Um die indigenen Stämme in dieser Gegend im Regenwald zu schützen, ist es verboten, mit ihnen Kontakt aufzunehmen. Die Polizei kontrolliert den Eingang zum Tal, um die Korubo und andere entlegene Gruppen vor Krankheiten zu schützen, gegen die sie nicht immun sind. Während der Kolonialisierung starben viele Indigene an eingeschleppten Krankheiten.
Ein Indigener erzählte einem Polizisten im Taleingang von den Tongeräten, die sie bekommen hätten. Ausserdem wurden in dem Gebiet Dronen gesichtet, die ebenfalls auf Missionsversuche hindeuten, wie die Zeitung „Guardian“ berichtet.
Es gibt klare Hinweise, dass die Aktion mit den Audiogeräten nicht der erste Versuch der Missionierung der Korubo war. Schon vor ein paar Jahren sollen Anhänger evangelikaler Kirchen aus den USA und Brasilien geplant haben, Kontakt mit den Indigenen aufzunehmen. Sie haben mit einem Wasserflugzeug die Gegend erkundet. Ein Gerichtsurteil verbot ihnen aber den Zutritt zum Gebiet der indigenen Stämme.
Ein ähnlicher Fall ereignete sich 2018 auf der indischen Andamanen-Insel North Sentinel, auf der rund 150 Indigene isoliert leben. Der 27-jährige freikirchliche Missionar John Allen Chau fuhr mit einem Ruderboot und der Absicht auf die entlegene Insel, die Einwohner zu missionieren. Der junge Amerikaner rief ihnen zu, dass Jesus sie liebe.
Seine Aktion stiess aber nicht auf Gegenliebe, beschossen doch die Sentinelesen ihn mit Pfeilen. Er flüchtete auf sein Boot und schrieb seine Erfahrungen auf. In einem Brief an seine Eltern schrieb der junge Missionar:
Seine letzte Aussage erwies sich als Vision: John Chau startete einen zweiten Versuch, kam aber von der Missionsaktion nicht mehr zurück.
Opfer ihrer Missionstätigkeit wurde auch die Schweizerin Beatrice Stöckli, die einen freikirchlichen Glauben praktizierte. Sie wanderte im Jahr 2000 nach Mali aus und wirkte in der Oasenstadt Timbuktu. 2012 wurde sie von Islamisten entführt. Angehörige des Tuareg-Stammes hatten sie gewarnt und ihr angeboten, sie aus dem umkämpften Gebiet zu befreien. Doch die Missionarin hatte abgelehnt. Sie wollte den Auftrag, den sie vermeintlich von Gott erhalten hatte, nicht aufgeben.

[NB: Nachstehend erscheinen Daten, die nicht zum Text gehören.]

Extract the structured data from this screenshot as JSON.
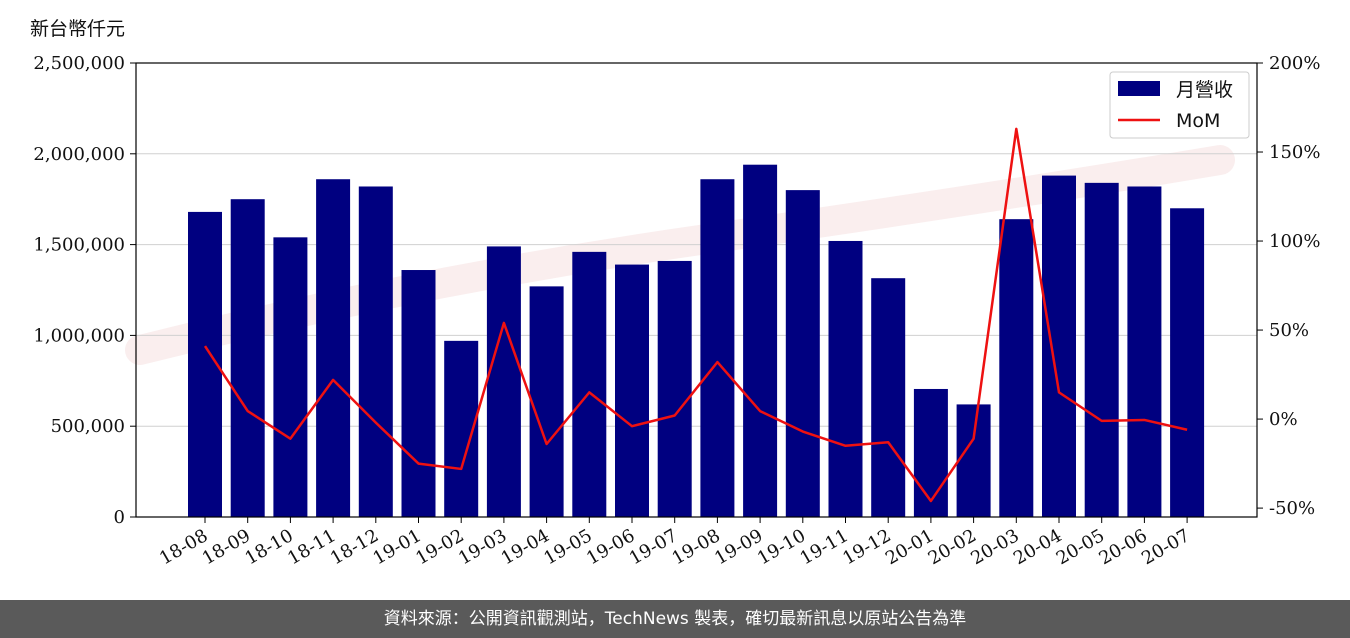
{
  "unit_label": "新台幣仟元",
  "footer_text": "資料來源：公開資訊觀測站，TechNews 製表，確切最新訊息以原站公告為準",
  "chart_data": {
    "type": "bar",
    "title": "",
    "xlabel": "",
    "ylabel": "新台幣仟元",
    "categories": [
      "18-08",
      "18-09",
      "18-10",
      "18-11",
      "18-12",
      "19-01",
      "19-02",
      "19-03",
      "19-04",
      "19-05",
      "19-06",
      "19-07",
      "19-08",
      "19-09",
      "19-10",
      "19-11",
      "19-12",
      "20-01",
      "20-02",
      "20-03",
      "20-04",
      "20-05",
      "20-06",
      "20-07"
    ],
    "series": [
      {
        "name": "月營收",
        "type": "bar",
        "axis": "left",
        "color": "#000080",
        "values": [
          1680000,
          1750000,
          1540000,
          1860000,
          1820000,
          1360000,
          970000,
          1490000,
          1270000,
          1460000,
          1390000,
          1410000,
          1860000,
          1940000,
          1800000,
          1520000,
          1315000,
          705000,
          620000,
          1640000,
          1880000,
          1840000,
          1820000,
          1700000
        ]
      },
      {
        "name": "MoM",
        "type": "line",
        "axis": "right",
        "color": "#ee1111",
        "values": [
          41,
          4.5,
          -11,
          22,
          -2,
          -25,
          -28,
          54,
          -14,
          15,
          -4,
          2,
          32,
          4.5,
          -7,
          -15,
          -13,
          -46,
          -11,
          163,
          15,
          -1,
          -0.5,
          -6
        ]
      }
    ],
    "ylim": [
      0,
      2500000
    ],
    "y_ticks": [
      0,
      500000,
      1000000,
      1500000,
      2000000,
      2500000
    ],
    "y_tick_labels": [
      "0",
      "500,000",
      "1,000,000",
      "1,500,000",
      "2,000,000",
      "2,500,000"
    ],
    "y2lim": [
      -55,
      200
    ],
    "y2_ticks": [
      -50,
      0,
      50,
      100,
      150,
      200
    ],
    "y2_tick_labels": [
      "-50%",
      "0%",
      "50%",
      "100%",
      "150%",
      "200%"
    ],
    "grid": true,
    "legend": "top-right"
  }
}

Das Schweizerische Aussendepartement setzte alles daran, die Missionarin zu befreien. Nach neun Tagen liessen die Kidnapper sie frei. Dass dabei ein Millionenbetrag geflossen war, scheint offensichtlich.
Stöckli solle sich nie wieder in Mali blicken lassen, gaben ihr die Entführer mit auf den Heimweg. Doch sie schlug die Warnung in den Wind und kehrte wenige Monate später nach Timbuktu zurück.
Sie suchte in langen Gebeten Rat bei Gott. Dieser gab ihr offenbar ein klares Signal. Die fromme Christin war nun überzeugt, unter seinem besonderen Schutz zu stehen, wie ein Schweizer Entwicklungshelfer in Mali erklärte, der engen Kontakt zu ihr hatte.
Ein fataler Irrtum, wie sich herausstellen sollte. Sie geriet 2016 erneut in die Fänge der Islamisten, vermutlich gekidnappt von der Terrororganisation Jama'at Nasr al-Islam wal Muslim (JNIM). Doch dieses Mal gab es kein Happy End, die Entführer ermordeten die Schweizerin. Sie hatte sich im falschen Glauben gewähnt, im besonderen Schutz Gottes zu stehen.
Das sind zugegebenermassen drei radikale Beispiele. Doch sie zeigen, dass die Mission im Kern problematisch ist.